DALLAS — In a searing Texas summer marked by drought and 100-degree days, residents of Dallas, Fort Worth and San Antonio may have the most to complain about. The cities are sweating out their hottest year on record so far, and the state is in the running for its most sweltering year on record, weather officials said.
This is going to be one of the top 10 warmest summers for the state," said Victor Murphy, a climate expert at the National Weather Service's regional headquarters in Fort Worth. "And the areas that have been the worst so far will probably stay the worst, basically South Central and North Central Texas."
The hottest summers on record for Texas were in 1980 and 1998, when temperatures averaged 84.3 degrees for June, July and August. So far this year, the state is averaging 82.3 degrees, but that doesn't include August — typically the summer's hottest month. The brunt of the heat and drought has affected a large swath of Central Texas, from Laredo to Wichita Falls and San Angelo to Paris.

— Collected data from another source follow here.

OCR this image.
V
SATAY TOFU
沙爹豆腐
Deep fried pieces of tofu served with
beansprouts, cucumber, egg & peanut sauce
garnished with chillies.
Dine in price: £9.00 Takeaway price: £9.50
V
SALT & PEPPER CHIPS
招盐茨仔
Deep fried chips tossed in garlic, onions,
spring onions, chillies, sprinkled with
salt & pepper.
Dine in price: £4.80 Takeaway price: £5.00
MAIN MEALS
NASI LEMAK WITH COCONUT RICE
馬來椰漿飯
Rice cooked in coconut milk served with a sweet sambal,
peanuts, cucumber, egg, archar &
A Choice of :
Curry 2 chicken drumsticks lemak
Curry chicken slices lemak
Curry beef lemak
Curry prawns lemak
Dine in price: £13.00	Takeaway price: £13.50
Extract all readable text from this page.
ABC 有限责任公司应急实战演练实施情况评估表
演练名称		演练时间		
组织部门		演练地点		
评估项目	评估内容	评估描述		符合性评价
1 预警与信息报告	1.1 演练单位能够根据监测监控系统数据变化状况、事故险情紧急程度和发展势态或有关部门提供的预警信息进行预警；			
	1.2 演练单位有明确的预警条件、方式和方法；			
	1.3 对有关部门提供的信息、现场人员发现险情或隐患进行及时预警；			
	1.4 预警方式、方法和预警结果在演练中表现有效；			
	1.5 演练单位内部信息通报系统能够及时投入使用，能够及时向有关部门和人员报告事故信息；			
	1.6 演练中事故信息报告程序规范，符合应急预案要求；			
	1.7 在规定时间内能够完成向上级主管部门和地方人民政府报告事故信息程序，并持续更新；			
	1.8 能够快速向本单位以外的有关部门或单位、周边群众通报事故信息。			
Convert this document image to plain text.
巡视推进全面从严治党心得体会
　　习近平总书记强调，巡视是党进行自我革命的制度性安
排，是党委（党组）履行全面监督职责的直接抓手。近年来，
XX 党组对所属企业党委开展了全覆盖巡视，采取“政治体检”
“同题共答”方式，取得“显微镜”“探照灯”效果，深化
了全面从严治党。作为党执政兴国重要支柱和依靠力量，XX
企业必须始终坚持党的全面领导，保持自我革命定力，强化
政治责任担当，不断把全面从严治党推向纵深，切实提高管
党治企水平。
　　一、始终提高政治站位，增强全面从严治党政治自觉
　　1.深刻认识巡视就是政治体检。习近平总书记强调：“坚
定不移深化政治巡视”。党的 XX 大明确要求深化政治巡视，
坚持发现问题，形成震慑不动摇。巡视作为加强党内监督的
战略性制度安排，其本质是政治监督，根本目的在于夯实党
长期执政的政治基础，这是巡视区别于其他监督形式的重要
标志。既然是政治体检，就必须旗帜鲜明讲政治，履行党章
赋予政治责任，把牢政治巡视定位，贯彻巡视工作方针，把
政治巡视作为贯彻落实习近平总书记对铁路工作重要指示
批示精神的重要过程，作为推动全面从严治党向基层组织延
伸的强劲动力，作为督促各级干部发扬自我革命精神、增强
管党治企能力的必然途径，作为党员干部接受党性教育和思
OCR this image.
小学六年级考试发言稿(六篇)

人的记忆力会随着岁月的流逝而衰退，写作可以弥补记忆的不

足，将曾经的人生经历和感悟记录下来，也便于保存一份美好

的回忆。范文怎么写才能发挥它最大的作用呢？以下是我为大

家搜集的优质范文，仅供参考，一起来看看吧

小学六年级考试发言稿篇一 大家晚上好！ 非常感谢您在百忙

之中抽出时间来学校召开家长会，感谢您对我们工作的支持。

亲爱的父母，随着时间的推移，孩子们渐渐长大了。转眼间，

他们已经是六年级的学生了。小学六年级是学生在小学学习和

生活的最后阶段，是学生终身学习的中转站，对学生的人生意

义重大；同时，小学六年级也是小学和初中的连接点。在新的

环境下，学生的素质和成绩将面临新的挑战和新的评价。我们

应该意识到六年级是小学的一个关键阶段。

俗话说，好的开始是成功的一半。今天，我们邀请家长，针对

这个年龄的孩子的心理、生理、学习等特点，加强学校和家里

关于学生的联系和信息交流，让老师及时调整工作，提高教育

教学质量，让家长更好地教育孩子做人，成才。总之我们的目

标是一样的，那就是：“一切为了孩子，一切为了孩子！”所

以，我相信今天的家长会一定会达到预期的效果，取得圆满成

Temperatures in big cities like San Antonio and Dallas-Fort Worth have been even higher, Murphy said. "Any metropolitan area can have temperatures that are one or two degrees higher than the surrounding rural areas because of all that steel and concrete," meteorologist Gary Woodallsaid. In the Dallas-Fort Worth region, 13 out of the first 14 days of August were 100-plus scorchers, and no relief is in sight, Woodall said.